This invention relates to an improved electronic ballast circuit used for gaseous discharge lamps operating on direct current (DC) voltage. More particularly, it relates to apparatus for permitting reversal of the DC voltage applied to a lamp without impressing excessive voltage stresses on switching components.
Gaseous discharge lamps, such as, for example, fluorescent lamps, are basically designed to operate from alternating current (AC). However, when operated with AC current, the lamp exhibits a phenomenon known as AC flicker effect. In essence, the lamp illumination varies as the applied AC current switches from a positive to a negative half-cycle. Although this flicker effect is not apparent to the human eye, it is often sensed by the faster responding photo-recepters used in photocopiers. As machines tend toward faster speed, flicker effect results in more distortion of the copy fidelity.
In order to avoid the flicker effect, most photocopiers utilize a highly regulated DC current for the fluorescent lamp in order to reduce all components of light intensity versus time to a negligible level. However, when a fluorescent lamp is operated at a constant DC current, the fluorescent lamp goes through a process of mercury migration. This phenomenon, i.e., mercury migration, results in a nonuniform brightness of the lamp from one end to the other. The mercury migration process generally starts slowly but eventually ends in a quite noticeable difference in lamp intensity across the fluorescent lamp. Such a variation in intensity across the lamp produces a photocopy which varies from dark to light across its face.
An additional problem encountered with the operation of fluorescent lamps is an effect known as anode darkening. Anode darkening is caused by an overheating of the anode of the lamp due to constant excessive bombardment of electrons. Overheating causes damage to the phosphors at the anode end of the lamp and results in no light being emitted near the anode end after a few hours of operation on DC current. As with the previous intensity problem with fluorescent lamps, this latter problem also produces nonuniform reproduction in the photocopying process.
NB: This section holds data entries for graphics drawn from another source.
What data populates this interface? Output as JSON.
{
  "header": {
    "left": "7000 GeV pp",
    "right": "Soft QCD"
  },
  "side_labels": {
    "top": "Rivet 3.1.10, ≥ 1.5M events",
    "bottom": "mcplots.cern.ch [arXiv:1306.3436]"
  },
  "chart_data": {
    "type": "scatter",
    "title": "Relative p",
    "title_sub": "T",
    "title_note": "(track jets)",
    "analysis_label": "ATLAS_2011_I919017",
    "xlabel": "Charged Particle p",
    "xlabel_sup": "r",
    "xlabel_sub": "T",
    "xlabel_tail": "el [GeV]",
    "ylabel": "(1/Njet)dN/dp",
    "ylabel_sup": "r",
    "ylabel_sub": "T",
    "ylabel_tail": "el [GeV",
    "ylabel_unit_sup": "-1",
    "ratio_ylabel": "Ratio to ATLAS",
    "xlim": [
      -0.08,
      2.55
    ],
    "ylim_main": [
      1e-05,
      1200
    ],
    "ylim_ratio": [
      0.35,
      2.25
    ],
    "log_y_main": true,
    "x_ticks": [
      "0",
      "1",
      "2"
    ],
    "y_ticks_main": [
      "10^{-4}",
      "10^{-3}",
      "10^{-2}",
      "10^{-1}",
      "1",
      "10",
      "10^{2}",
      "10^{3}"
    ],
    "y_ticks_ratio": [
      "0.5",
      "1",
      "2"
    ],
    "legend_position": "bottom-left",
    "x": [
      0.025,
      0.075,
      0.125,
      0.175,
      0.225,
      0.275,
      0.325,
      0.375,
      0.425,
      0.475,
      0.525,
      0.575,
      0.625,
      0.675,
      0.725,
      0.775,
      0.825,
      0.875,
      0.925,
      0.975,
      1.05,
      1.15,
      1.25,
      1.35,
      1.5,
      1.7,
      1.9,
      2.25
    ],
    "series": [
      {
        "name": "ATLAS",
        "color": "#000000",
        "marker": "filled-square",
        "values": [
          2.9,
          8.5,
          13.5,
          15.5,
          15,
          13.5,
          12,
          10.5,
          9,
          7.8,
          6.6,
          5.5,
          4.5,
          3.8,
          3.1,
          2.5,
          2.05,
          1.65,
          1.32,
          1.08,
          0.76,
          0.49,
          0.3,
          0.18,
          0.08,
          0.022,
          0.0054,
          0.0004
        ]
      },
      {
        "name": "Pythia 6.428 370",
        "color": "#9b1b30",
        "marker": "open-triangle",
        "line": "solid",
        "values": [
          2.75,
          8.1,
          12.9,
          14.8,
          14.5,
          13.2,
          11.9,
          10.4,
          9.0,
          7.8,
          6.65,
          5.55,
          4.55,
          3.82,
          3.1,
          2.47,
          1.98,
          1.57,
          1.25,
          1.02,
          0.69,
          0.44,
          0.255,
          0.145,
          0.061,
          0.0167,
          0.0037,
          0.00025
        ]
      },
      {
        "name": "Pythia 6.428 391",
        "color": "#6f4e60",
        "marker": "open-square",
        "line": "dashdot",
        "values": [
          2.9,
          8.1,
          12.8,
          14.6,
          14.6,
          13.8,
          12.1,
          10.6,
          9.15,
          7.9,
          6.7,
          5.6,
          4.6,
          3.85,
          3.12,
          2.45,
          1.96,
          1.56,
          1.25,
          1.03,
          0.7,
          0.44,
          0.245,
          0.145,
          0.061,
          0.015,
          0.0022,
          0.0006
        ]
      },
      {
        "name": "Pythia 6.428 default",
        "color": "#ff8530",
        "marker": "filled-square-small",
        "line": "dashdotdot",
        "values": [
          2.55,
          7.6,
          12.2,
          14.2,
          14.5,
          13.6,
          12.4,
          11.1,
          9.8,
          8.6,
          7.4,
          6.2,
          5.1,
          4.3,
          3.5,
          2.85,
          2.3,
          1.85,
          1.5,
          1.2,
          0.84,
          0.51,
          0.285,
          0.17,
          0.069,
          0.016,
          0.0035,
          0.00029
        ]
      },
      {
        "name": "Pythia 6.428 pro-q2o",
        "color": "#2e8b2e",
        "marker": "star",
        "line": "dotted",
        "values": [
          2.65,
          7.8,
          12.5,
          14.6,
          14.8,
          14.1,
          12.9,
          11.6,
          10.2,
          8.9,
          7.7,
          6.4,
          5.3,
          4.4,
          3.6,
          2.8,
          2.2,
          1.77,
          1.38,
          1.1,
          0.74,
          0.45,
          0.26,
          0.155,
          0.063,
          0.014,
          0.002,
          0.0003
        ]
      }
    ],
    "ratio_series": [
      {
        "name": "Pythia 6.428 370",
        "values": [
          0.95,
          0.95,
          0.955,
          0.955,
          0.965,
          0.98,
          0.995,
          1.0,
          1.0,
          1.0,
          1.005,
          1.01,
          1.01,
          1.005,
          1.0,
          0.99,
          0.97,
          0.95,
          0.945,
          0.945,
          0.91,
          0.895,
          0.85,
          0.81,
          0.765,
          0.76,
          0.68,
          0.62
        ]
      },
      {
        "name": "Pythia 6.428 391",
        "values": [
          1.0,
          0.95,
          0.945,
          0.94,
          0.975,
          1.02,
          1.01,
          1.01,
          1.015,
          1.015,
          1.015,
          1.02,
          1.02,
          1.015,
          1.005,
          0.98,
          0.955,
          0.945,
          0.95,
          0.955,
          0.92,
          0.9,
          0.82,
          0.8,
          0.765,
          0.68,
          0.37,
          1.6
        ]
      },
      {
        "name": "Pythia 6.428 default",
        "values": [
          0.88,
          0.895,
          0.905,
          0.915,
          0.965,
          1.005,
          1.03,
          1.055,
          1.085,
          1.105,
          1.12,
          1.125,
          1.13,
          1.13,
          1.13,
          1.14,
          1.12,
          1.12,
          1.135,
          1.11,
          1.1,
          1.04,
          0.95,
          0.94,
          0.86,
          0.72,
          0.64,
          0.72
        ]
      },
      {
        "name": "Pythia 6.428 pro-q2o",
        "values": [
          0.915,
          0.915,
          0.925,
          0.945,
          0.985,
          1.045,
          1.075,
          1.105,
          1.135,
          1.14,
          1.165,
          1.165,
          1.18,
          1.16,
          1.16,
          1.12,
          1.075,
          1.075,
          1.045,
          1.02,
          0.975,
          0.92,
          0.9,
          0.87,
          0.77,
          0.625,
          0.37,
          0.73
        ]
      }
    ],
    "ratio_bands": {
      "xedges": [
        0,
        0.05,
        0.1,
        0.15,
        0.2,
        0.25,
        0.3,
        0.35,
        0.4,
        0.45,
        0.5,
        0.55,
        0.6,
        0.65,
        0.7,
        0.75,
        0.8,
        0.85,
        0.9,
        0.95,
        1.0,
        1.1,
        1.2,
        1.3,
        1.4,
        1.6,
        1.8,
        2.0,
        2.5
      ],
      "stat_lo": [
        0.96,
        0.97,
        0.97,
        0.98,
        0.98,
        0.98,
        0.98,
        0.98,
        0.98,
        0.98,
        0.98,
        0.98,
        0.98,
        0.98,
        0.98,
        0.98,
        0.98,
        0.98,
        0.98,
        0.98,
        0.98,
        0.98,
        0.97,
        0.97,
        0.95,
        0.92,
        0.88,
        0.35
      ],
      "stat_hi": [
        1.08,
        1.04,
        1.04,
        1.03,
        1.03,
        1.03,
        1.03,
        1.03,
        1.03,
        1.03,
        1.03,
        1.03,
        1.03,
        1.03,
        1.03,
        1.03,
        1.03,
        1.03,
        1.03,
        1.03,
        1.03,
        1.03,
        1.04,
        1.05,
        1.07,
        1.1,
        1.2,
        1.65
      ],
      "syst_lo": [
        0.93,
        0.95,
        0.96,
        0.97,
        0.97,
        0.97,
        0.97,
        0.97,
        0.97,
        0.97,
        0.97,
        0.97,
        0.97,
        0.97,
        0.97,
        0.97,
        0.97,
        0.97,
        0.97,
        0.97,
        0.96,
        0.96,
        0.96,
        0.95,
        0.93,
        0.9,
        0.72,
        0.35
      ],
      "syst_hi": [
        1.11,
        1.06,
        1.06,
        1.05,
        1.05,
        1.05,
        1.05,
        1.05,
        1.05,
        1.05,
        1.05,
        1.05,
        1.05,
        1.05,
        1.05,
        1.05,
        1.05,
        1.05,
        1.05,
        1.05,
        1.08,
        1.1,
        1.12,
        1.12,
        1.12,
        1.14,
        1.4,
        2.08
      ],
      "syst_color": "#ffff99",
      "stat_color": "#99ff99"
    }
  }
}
The undesirable effects of mercury migration and anode overheating can be greatly reduced if the lamp current polarity is periodically reversed and if the illumination time is limited to the minimum time actually required to perform the photocopying function. Polarity reversal thus will result in a much more uniform brightness with better optical quality and greatly increased useful lamp life.
As is well known, a fluorescent lamp requires a high voltage initial application in order to ionize the gases within the lamp and start the current conduction through the gas. Once ionization has occurred, i.e., the lamp is lit, current can be maintained by a relatively low voltage. A lamp may require, for example, a starting voltage in the order of magnitude of 1,000 volts, whereas the maintaining voltage may be only in the order of magnitude of 80 volts. The high voltage start pulse may be applied by paralleling it with the lamp or by applying the pulse in series with the lamp. In either method, the high voltage appears across the lamp and provides the voltage necessary for the lamp to begin conduction. In those prior art systems which provide for polarity reversal across the lamp, there are also provided high voltage relays arranged about the lamp to provide for its effective reversal with respect to the DC voltage applied to maintain current conduction through the lamp. In all of these prior art systems, the high voltage start pulse, in addition to being applied across the lamp was also applied across the high voltage relays. The use of high voltage relays was necessary to prevent relay contact arcing rather than starting the fluorescent lamp. The use of high voltage relays in such circuits is generally undesirable because of their relatively high cost and tendency to weld contacts when operated on DC.